Perplexity stellte mit „Brain“ ein Gedächtnissystem für seinen Computer-Agenten vor. Es speichert Interaktionen in einem Kontextgraphen und lernt aus Fehlern sowie Korrekturen. Regelmäßig synthetisiert es diese Informationen in ein internes Wissensverzeichnis.

Die Ergebnisse sind beeindruckend: Die Antwortgenauigkeit bei wiederkehrenden Aufgaben steigt um 25 Prozent, der Recall verbessert sich um 16 Prozent. Gleichzeitig sinkt der Rechenaufwand um 13 Prozent.

Databricks und Google legen nach

Parallel erweiterte Databricks sein Angebot um den Assistenten Genie One. Dieser basiert auf der Genie Ontology, einem Wissensgraphen, der über 50 Anwendungen anbindet. Laut Hersteller übertrifft die Antwortqualität generische Coding-Agenten um 30 Prozentpunkte – bei halbierter Laufzeit.

Google präsentierte Gemini 3.1 Pro. Das Modell erreicht im ARC-AGI-2-Benchmark 77,1 Prozent, eine deutliche Steigerung zum Vorgänger. Zudem führte Google einen offenen Standard namens ARD für Enterprise-Agent-Plattformen ein.

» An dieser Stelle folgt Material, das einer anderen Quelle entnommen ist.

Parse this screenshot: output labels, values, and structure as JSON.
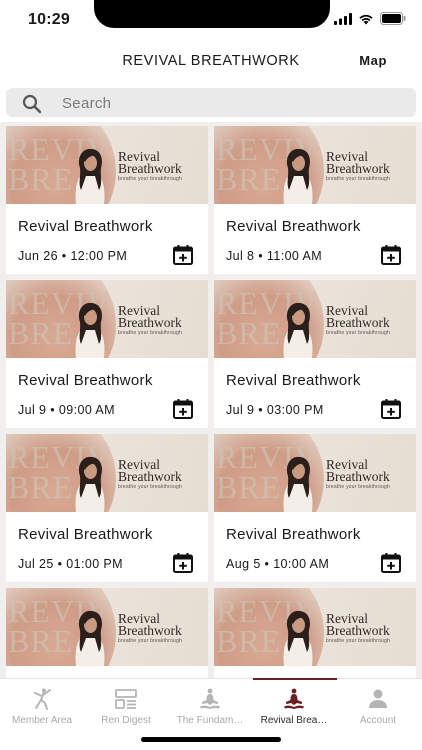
{
  "status_bar": {
    "time": "10:29"
  },
  "header": {
    "title": "REVIVAL BREATHWORK",
    "map_label": "Map"
  },
  "search": {
    "placeholder": "Search"
  },
  "colors": {
    "accent": "#6b1e24",
    "inactive": "#a9a9a9",
    "background": "#f1efed"
  },
  "banner": {
    "title_line1": "Revival",
    "title_line2": "Breathwork",
    "tagline": "breathe your breakthrough",
    "watermark_line1": "REVIV",
    "watermark_line2": "BRE"
  },
  "events": [
    {
      "title": "Revival Breathwork",
      "date": "Jun 26 • 12:00 PM"
    },
    {
      "title": "Revival Breathwork",
      "date": "Jul 8 • 11:00 AM"
    },
    {
      "title": "Revival Breathwork",
      "date": "Jul 9 • 09:00 AM"
    },
    {
      "title": "Revival Breathwork",
      "date": "Jul 9 • 03:00 PM"
    },
    {
      "title": "Revival Breathwork",
      "date": "Jul 25 • 01:00 PM"
    },
    {
      "title": "Revival Breathwork",
      "date": "Aug 5 • 10:00 AM"
    },
    {
      "title": "",
      "date": ""
    },
    {
      "title": "",
      "date": ""
    }
  ],
  "tabs": [
    {
      "label": "Member Area",
      "icon": "yoga-pose-icon",
      "active": false
    },
    {
      "label": "Ren Digest",
      "icon": "digest-layout-icon",
      "active": false
    },
    {
      "label": "The Fundam…",
      "icon": "meditation-icon",
      "active": false
    },
    {
      "label": "Revival Brea…",
      "icon": "meditation-icon",
      "active": true
    },
    {
      "label": "Account",
      "icon": "person-icon",
      "active": false
    }
  ]
}
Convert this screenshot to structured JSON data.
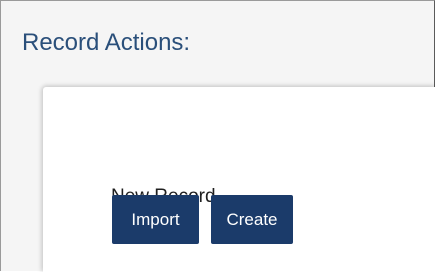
{
  "panel": {
    "title": "Record Actions:"
  },
  "new_record": {
    "label": "New Record",
    "import_label": "Import",
    "create_label": "Create"
  },
  "colors": {
    "title_text": "#2a4f7a",
    "button_background": "#1b3b6a",
    "button_text": "#ffffff",
    "panel_background": "#f5f5f5",
    "card_background": "#ffffff"
  }
}
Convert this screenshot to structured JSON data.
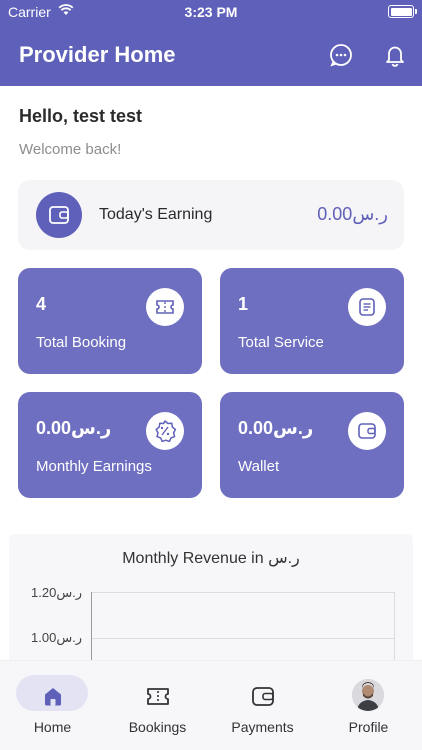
{
  "status_bar": {
    "carrier": "Carrier",
    "time": "3:23 PM"
  },
  "header": {
    "title": "Provider Home"
  },
  "greeting": {
    "hello": "Hello, test test",
    "welcome": "Welcome back!"
  },
  "earning": {
    "label": "Today's Earning",
    "value": "0.00ر.س"
  },
  "cards": [
    {
      "value": "4",
      "label": "Total Booking",
      "icon": "ticket-icon"
    },
    {
      "value": "1",
      "label": "Total Service",
      "icon": "document-icon"
    },
    {
      "value": "0.00ر.س",
      "label": "Monthly Earnings",
      "icon": "badge-percent-icon"
    },
    {
      "value": "0.00ر.س",
      "label": "Wallet",
      "icon": "wallet-icon"
    }
  ],
  "chart_data": {
    "type": "line",
    "title": "Monthly Revenue in ر.س",
    "y_ticks": [
      "1.20ر.س",
      "1.00ر.س"
    ],
    "series": [],
    "grid": true
  },
  "tabs": [
    {
      "label": "Home",
      "icon": "home-icon",
      "active": true
    },
    {
      "label": "Bookings",
      "icon": "ticket-icon",
      "active": false
    },
    {
      "label": "Payments",
      "icon": "wallet-icon",
      "active": false
    },
    {
      "label": "Profile",
      "icon": "avatar",
      "active": false
    }
  ],
  "colors": {
    "primary": "#5f60b9",
    "card": "#6e6fc0"
  }
}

Roboter lernen räumliche Orientierung

Forscher des MIT entwickeln mit DAAAM (Describe Anything, Anywhere, Anytime, at Any Moment) ein Framework für robotergestützte Kartierung. Es verknüpft Computer Vision mit räumlicher Orientierung über lange Zeiträume.

Die Annotation von Umgebungen gelingt bis zu zehnmal schneller als bisher. Die Präzision liegt zwischen 21 und 53 Prozent über herkömmlichen Systemen. Unterstützt wird die Entwicklung von der U.S. Army und der Marine.

Codesys integriert das Model Context Protocol (MCP) für KI-gestützte Steuerungs-Projektierungen. Ein Prototyp für Version V3.5 SP22 ermöglicht automatisierte Code-Generierung und Fehlersuche per natürlicher Sprache. Die offizielle Freigabe als Add-on ist für das Frühjahr 2026 geplant.

Lokale KI-Modelle holen auf

Lokale Modelle erreichen auf Apple-Silicon-Hardware rund 75 Prozent der Leistungsfähigkeit von Cloud-Systemen. Möglich machen das Verfahren wie 4-Bit-Quantisierung und Mixture-of-Experts-Architekturen.

Die Anfangsinvestitionen liegen zwischen 5.000 und 30.000 Euro. Dafür entfallen laufende Abogebühren – und die Daten bleiben DSGVO-konform auf eigener Hardware.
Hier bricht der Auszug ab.